CHAPTER VII

A WOMAN'S HEART

If a few months before any one had told Radford Leicester that in order to gain a woman's good opinion he would excuse his own mode of life, he would have either grown angry or laughed that man to scorn. Yet he contemplated doing it at that moment. Perhaps if Sprague or Purvis had been in the room at that moment, they would not have been sure whether he were in earnest, or whether he were playing a part in order to win his wager. For they believed him to be capable of anything. But Leicester was not playing a part. He felt that nothing was too much, that no sacrifice was too great to win the woman who stood before him. And yet in his sacrifice he would not appear to humble himself, for he was a proud man.

"In the past I have not taken the trouble to contradict idle gossip," he said. "I did not think it worth while. Besides, I did not mind what people believed about me. But I have the right to tell you the truth."
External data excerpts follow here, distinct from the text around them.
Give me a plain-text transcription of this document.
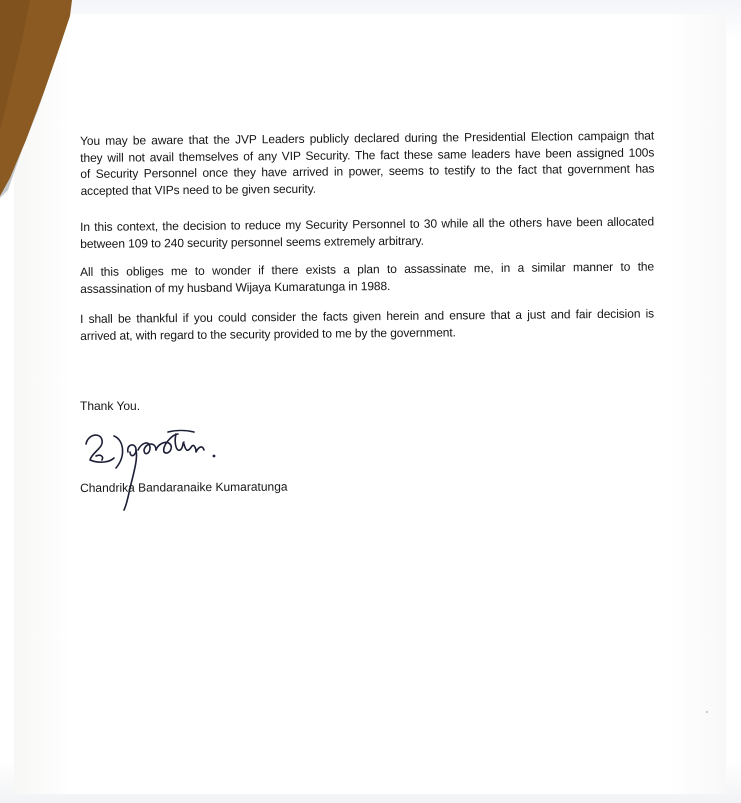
You may be aware that the JVP Leaders publicly declared during the Presidential Election campaign that
they will not avail themselves of any VIP Security. The fact these same leaders have been assigned 100s
of Security Personnel once they have arrived in power, seems to testify to the fact that government has
accepted that VIPs need to be given security.
In this context, the decision to reduce my Security Personnel to 30 while all the others have been allocated
between 109 to 240 security personnel seems extremely arbitrary.
All this obliges me to wonder if there exists a plan to assassinate me, in a similar manner to the
assassination of my husband Wijaya Kumaratunga in 1988.
I shall be thankful if you could consider the facts given herein and ensure that a just and fair decision is
arrived at, with regard to the security provided to me by the government.

Thank You.

Chandrika Bandaranaike Kumaratunga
"Really, Mr. Leicester, there is no need, and I do not wish to hear confessions."

"But I have the right."

"What right?"

"The right of a man whose future is in your hands, the right of a man whom you can send to heaven or to hell," he replied. "Oh, I am not speaking idle words. Forgive me if I seem to boast. I am no dandy who has made love a dozen times, and to whom a refusal means nothing but what a bottle of wine or a trip to the Continent can atone for. Whether your answer is yes or no, means everything to me. For you must become my wife, I tell you you must!"

The girl's eyes flashed refusal, even while they did not lack in admiration. No woman respects a man the less because he will not contemplate refusal.

"Listen, then," he went on. "You have heard all sorts of things about me. I am an atheist, I am a drunkard, I am a cynic, and I laugh at the standards of Mrs. Grundy. Yes, you have heard all that."